Forum Moderators: open
i m taking my Algorythm course this semester :o and i cant think of what kind of algorythm google is using 2 see that 2 pages have duplicate entries
google " 2004 Google - Searching 4,285,199,774 web pages "
if they have 4,285,199,774 pages how can they know if 2 pages are the same?
(4,285,199,774!) for each page? sure no ...
any idea?
Obviously, it is much more complicated than that, but it is the concept of pattern recognition that is the heart of duplicate page detection.
Evaluating Strategies for Similarity Search on the Web [dbpubs.stanford.edu]

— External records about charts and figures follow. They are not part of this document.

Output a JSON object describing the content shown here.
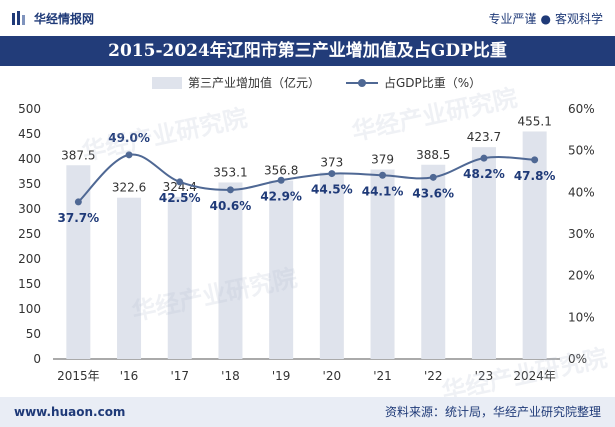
{
  "header": {
    "brand": "华经情报网",
    "tagline_left": "专业严谨",
    "tagline_sep": "●",
    "tagline_right": "客观科学"
  },
  "footer": {
    "site": "www.huaon.com",
    "source": "资料来源：统计局，华经产业研究院整理"
  },
  "watermarks": [
    "华经产业研究院",
    "华经产业研究院",
    "华经产业研究院",
    "华经产业研究院"
  ],
  "colors": {
    "title_bg": "#223c79",
    "bar": "#dfe3ec",
    "line": "#4f6894",
    "footer_bg": "#e9edf5"
  },
  "chart_data": {
    "type": "bar",
    "title": "2015-2024年辽阳市第三产业增加值及占GDP比重",
    "categories": [
      "2015年",
      "'16",
      "'17",
      "'18",
      "'19",
      "'20",
      "'21",
      "'22",
      "'23",
      "2024年"
    ],
    "series": [
      {
        "name": "第三产业增加值（亿元）",
        "type": "bar",
        "axis": "left",
        "values": [
          387.5,
          322.6,
          324.4,
          353.1,
          356.8,
          373,
          379,
          388.5,
          423.7,
          455.1
        ],
        "labels": [
          "387.5",
          "322.6",
          "324.4",
          "353.1",
          "356.8",
          "373",
          "379",
          "388.5",
          "423.7",
          "455.1"
        ]
      },
      {
        "name": "占GDP比重（%）",
        "type": "line",
        "axis": "right",
        "values": [
          37.7,
          49.0,
          42.5,
          40.6,
          42.9,
          44.5,
          44.1,
          43.6,
          48.2,
          47.8
        ],
        "labels": [
          "37.7%",
          "49.0%",
          "42.5%",
          "40.6%",
          "42.9%",
          "44.5%",
          "44.1%",
          "43.6%",
          "48.2%",
          "47.8%"
        ]
      }
    ],
    "y_left": {
      "min": 0,
      "max": 500,
      "ticks": [
        "0",
        "50",
        "100",
        "150",
        "200",
        "250",
        "300",
        "350",
        "400",
        "450",
        "500"
      ]
    },
    "y_right": {
      "min": 0,
      "max": 60,
      "ticks": [
        "0%",
        "10%",
        "20%",
        "30%",
        "40%",
        "50%",
        "60%"
      ]
    },
    "legend": "top-center",
    "grid": false
  }
}
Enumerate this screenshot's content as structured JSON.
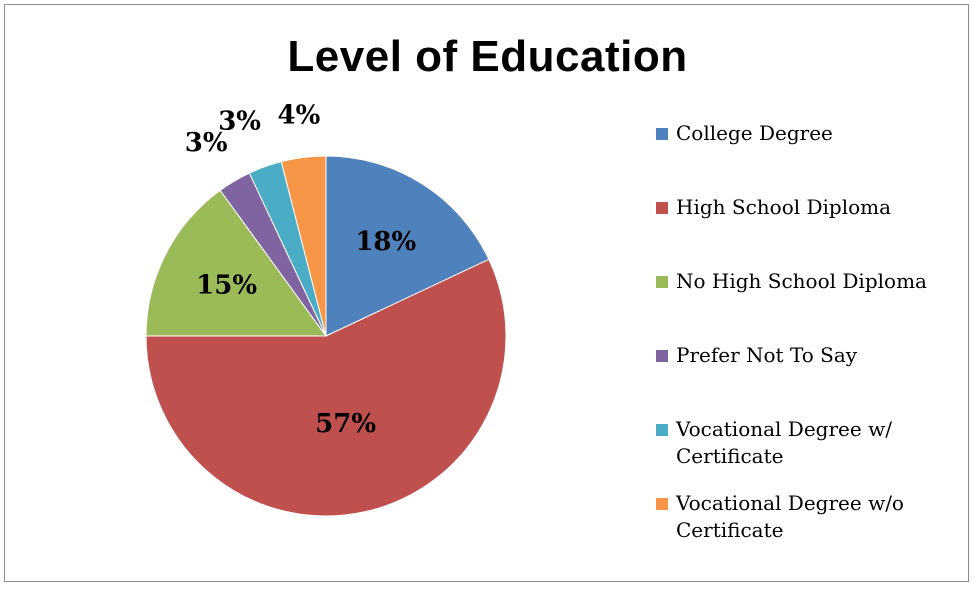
{
  "chart_data": {
    "type": "pie",
    "title": "Level of Education",
    "categories": [
      "College Degree",
      "High School Diploma",
      "No High School Diploma",
      "Prefer Not To Say",
      "Vocational Degree w/ Certificate",
      "Vocational Degree w/o Certificate"
    ],
    "values": [
      18,
      57,
      15,
      3,
      3,
      4
    ],
    "data_labels": [
      "18%",
      "57%",
      "15%",
      "3%",
      "3%",
      "4%"
    ],
    "colors": [
      "#4F81BD",
      "#C0504D",
      "#9BBB59",
      "#8064A2",
      "#4BACC6",
      "#F79646"
    ],
    "legend_position": "right"
  },
  "legend": {
    "items": [
      "College Degree",
      "High School Diploma",
      "No High School Diploma",
      "Prefer Not To Say",
      "Vocational Degree w/\nCertificate",
      "Vocational Degree w/o\nCertificate"
    ]
  }
}
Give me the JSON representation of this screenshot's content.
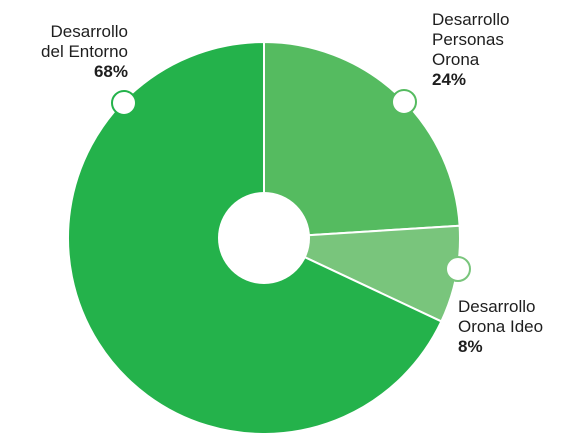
{
  "chart_data": {
    "type": "pie",
    "style": "donut",
    "slices": [
      {
        "label_lines": [
          "Desarrollo",
          "Personas",
          "Orona"
        ],
        "value": 24,
        "value_label": "24%",
        "color": "#55bb60"
      },
      {
        "label_lines": [
          "Desarrollo",
          "Orona Ideo"
        ],
        "value": 8,
        "value_label": "8%",
        "color": "#79c57c"
      },
      {
        "label_lines": [
          "Desarrollo",
          "del Entorno"
        ],
        "value": 68,
        "value_label": "68%",
        "color": "#24b24b"
      }
    ],
    "start_angle_deg": 0,
    "direction": "clockwise",
    "legend": "none",
    "colors": {
      "separator": "#ffffff",
      "center_hole": "#ffffff",
      "marker_fill": "#ffffff",
      "text": "#1e1e1e"
    }
  }
}
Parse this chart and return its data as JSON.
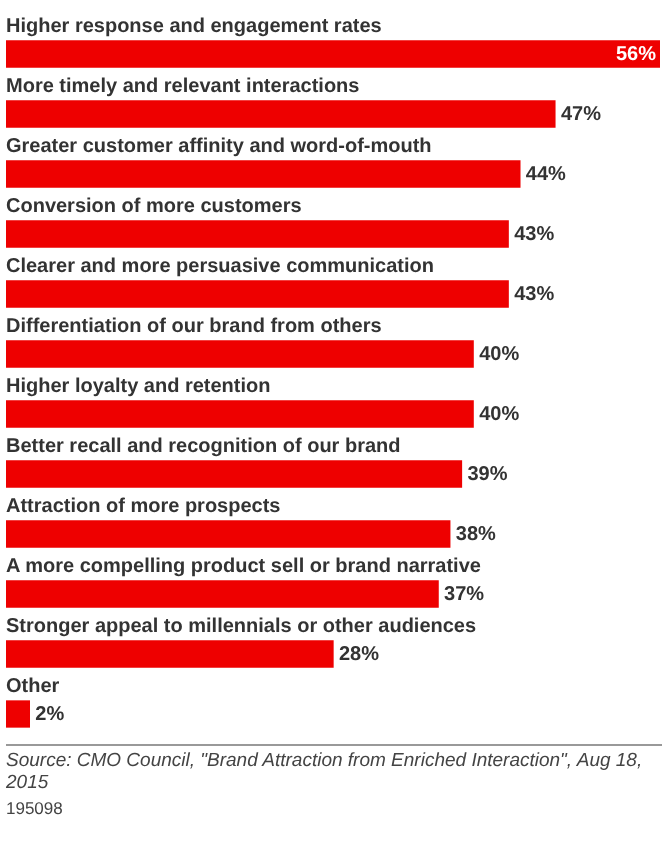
{
  "chart_data": {
    "type": "bar",
    "orientation": "horizontal",
    "categories": [
      "Higher response and engagement rates",
      "More timely and relevant interactions",
      "Greater customer affinity and word-of-mouth",
      "Conversion of more customers",
      "Clearer and more persuasive communication",
      "Differentiation of our brand from others",
      "Higher loyalty and retention",
      "Better recall and recognition of our brand",
      "Attraction of more prospects",
      "A more compelling product sell or brand narrative",
      "Stronger appeal to millennials or other audiences",
      "Other"
    ],
    "values": [
      56,
      47,
      44,
      43,
      43,
      40,
      40,
      39,
      38,
      37,
      28,
      2
    ],
    "value_labels": [
      "56%",
      "47%",
      "44%",
      "43%",
      "43%",
      "40%",
      "40%",
      "39%",
      "38%",
      "37%",
      "28%",
      "2%"
    ],
    "color": "#ee0000",
    "legend": false,
    "tick_labels": false,
    "annotations": [
      "Source: CMO Council, \"Brand Attraction from Enriched Interaction\", Aug 18, 2015",
      "195098"
    ]
  }
}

Finding replicated web collections [dbpubs.stanford.edu]
This is the full text of Google's patent
Detecting duplicate and near-duplicate files [patft.uspto.gov]
Enjoy!
> (4,285,199,774!)
2) to find doublettes wouldn't be a facultative function, just a square devided by two, because you don't have to check two sides vice versa.
that means you'd have two loops with the inner one decreasing from 2exp32 to 1 steps in a brute force attack on an unordered set.
I guess google is working with dozens of different indices, such as lenght, type, date, checksum etc of the documents stored. If you have the urls ordered by e.g. lenght you'd only have to compare each url with its predecessor, which is well within the scope of a single pc provided the page-caches are stored elsewhere and easily accessed.